1 絶滅のおそれのある野生生物の保護
野生生物保護施策の中でも、絶滅のおそれのある動植物の保護は特に緊急を要する課題であり、そのための基礎資料として作成された日本版レッドデータブック等に基づき、次のような保護・増殖事業や調査等を行った。
ア 我が国には2羽、また国外でも中国に20数羽が残されるのみとなっているトキについては、地球レベルでの種の保存が求められている。このため、日中両国共同でのトキ保護増殖事業として、平成2年3月に日本産の雄1羽を北京動物園に移送し、現在、飼育下での繁殖を目指して、同動物園において中国の雌との番?つがい?で飼育を続けている。

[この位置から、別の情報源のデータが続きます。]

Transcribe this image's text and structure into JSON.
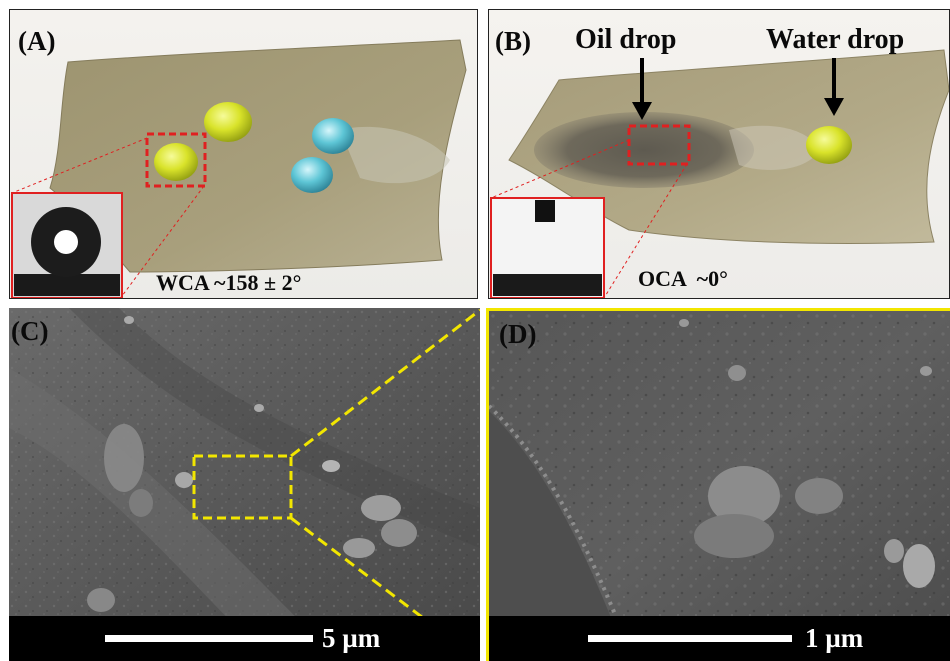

また、国内においても平成2年4月佐渡トキ保護センターに近縁のホオアカトキを導入し、人工増殖技術の確立に努めた。
イ イリオモテヤマネコ及びツシマヤマネコについては、保護増殖対策の一環として、冬期間の給餌を実施した。
ウ タンチョウについては、冬期間の給餌を行うとともに監視人を配置した。
また、生息数については、499羽を確認した。さらに、生息特別調査を実施し、191箇所の営巣を確認した。
エ エゾシマフクロウについては、巣箱の設置及び給餌事業を実施した。
オ 土砂流入等により繁殖地環境が悪化している鳥島のアホウドリ繁殖地において、土留め工やススキの植栽等営巣環境の保全のための事業を実施した。

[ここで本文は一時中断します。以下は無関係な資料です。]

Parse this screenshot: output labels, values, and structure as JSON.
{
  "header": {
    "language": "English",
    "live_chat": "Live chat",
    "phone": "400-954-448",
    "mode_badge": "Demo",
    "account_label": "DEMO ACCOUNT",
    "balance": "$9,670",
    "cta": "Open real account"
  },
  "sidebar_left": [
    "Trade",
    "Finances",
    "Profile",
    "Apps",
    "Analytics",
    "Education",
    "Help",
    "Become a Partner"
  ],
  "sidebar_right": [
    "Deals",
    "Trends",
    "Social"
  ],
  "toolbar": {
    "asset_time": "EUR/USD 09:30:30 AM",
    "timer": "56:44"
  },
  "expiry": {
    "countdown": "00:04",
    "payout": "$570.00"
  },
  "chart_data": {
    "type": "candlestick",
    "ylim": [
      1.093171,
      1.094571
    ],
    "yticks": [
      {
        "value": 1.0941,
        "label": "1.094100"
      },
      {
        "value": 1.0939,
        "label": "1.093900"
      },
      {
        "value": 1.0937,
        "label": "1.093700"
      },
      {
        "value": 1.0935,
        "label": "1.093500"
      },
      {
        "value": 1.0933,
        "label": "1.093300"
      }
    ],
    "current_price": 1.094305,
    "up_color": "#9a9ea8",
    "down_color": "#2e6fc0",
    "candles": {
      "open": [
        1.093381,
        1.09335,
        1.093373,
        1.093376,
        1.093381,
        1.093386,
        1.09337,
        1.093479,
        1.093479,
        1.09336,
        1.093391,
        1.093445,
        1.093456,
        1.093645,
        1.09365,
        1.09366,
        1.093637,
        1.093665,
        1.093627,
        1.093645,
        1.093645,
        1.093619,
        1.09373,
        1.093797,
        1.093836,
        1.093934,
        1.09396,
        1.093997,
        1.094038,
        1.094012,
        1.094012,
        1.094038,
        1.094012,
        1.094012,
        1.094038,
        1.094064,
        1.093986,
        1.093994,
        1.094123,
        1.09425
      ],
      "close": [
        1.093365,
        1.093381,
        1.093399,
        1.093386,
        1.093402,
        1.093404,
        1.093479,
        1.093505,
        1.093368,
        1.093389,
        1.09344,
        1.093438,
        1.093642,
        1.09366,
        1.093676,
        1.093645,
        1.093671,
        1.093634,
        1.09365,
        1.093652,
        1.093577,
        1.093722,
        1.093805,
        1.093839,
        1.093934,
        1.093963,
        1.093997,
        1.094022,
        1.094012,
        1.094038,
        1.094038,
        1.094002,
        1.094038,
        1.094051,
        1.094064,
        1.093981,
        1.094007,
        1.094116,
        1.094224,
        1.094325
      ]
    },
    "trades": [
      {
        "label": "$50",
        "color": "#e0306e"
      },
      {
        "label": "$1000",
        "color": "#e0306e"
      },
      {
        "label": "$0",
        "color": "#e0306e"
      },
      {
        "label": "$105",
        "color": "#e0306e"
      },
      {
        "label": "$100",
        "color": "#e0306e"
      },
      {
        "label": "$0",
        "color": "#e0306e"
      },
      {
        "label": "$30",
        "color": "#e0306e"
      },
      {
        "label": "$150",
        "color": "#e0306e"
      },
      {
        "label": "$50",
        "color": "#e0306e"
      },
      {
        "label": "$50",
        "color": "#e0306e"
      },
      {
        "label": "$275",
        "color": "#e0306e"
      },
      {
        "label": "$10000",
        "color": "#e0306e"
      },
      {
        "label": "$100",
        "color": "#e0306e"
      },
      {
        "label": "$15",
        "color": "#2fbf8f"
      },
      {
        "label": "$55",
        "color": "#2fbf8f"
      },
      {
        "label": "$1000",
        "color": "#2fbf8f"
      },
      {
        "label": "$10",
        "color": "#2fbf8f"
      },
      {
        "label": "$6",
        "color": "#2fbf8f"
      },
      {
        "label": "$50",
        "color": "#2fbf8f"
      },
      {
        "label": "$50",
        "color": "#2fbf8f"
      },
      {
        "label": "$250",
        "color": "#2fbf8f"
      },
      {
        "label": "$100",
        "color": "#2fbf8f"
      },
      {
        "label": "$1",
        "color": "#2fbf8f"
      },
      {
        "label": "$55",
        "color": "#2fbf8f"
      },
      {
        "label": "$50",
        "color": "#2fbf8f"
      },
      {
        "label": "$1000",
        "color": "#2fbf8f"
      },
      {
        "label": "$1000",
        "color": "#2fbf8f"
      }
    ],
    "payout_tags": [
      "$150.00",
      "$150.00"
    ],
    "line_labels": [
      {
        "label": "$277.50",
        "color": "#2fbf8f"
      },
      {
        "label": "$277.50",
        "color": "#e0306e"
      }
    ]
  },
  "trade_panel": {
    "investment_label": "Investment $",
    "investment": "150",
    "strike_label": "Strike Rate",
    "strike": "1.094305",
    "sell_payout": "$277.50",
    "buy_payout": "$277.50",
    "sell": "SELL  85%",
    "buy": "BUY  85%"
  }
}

カ 日本版レッドデータブックに掲載された、オジロワシ、エトピリカ、ウミガラス等8種類の日本産の鳥類を、新たに特殊鳥類に追加指定するため、「特殊鳥類の譲渡等の規制に関する法律施行令」を改正した。また、オジロワシ、エトピリカ等について生息状況などの調査を行った。
キ 下北半島のサル、ライチョウについて、監視、生息環境の保全等の保護措置を講じた。
ク ニッポンバラタナゴ、ホクリクサンショウウオについて、保護増殖のための事業を実施した。